山ガール小説としての「八月の6日間」も私のお気に入りです。
この「六の宮の姫君」における、微に入り細に入りの解釈とその証跡探求は私にとって興味がわかない部分でしたが、磐梯吾妻スカイラインドライブシーンは良かったです。
後、文芸春秋創刊の立役者である菊池寛の描写は印象に残りました。
芥川龍之介の睡眠薬を多量に飲んでの自殺には、菊池にしかわからない因縁があったこと、友人総代として菊池が芥川の葬儀で弔辞を読んだこと等が興味深く書かれていました。
昭和2年の芥川の死の後、菊池の親しい友として直木三十五がクロスするように現れてきたそうですが、彼も昭和9年に世を去ります。
その翌年、菊池が文芸春秋に貢献したこの二人の友達を偲んで、純文芸の新進作家のために芥川賞を、大衆文芸の新進作家のために直木賞を創設しました。虎は死して皮を残すと言いますが、友人のためその労をとったのが昭和23年まで生きた菊池寛だったのです。
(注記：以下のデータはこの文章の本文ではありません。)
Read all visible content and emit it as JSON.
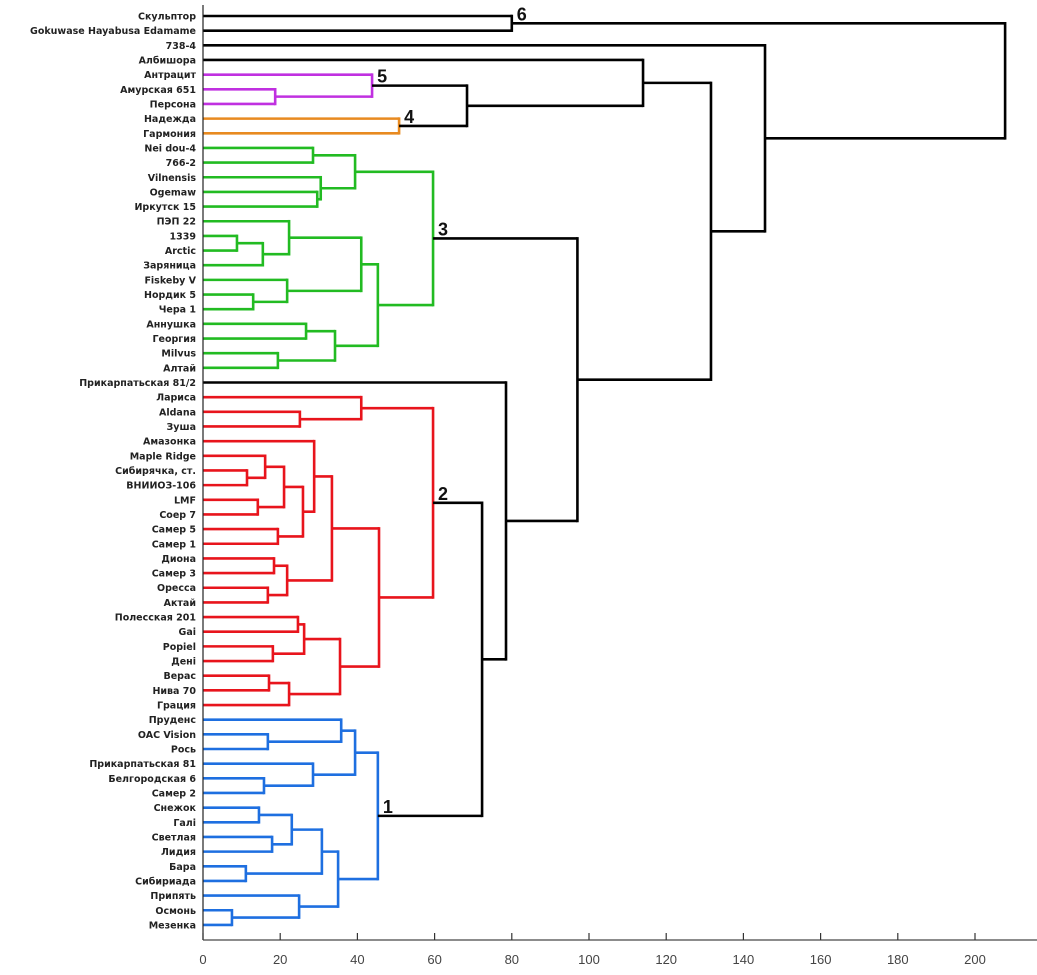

菊池寛が創刊に携わった文芸春秋が今、「戦後70年」特集の別冊の刊行を4冊本として始めました。
そして彼の創設した、芥川賞と直木賞の発表が今晩予定されています。
こんなタイミングで「六の宮の姫君」を読めたことに縁を感じます。そして今、私の手元には、菊池寛の「藤十郎の恋・恩讐の彼方に」があります。解説者に吉川英治とあります。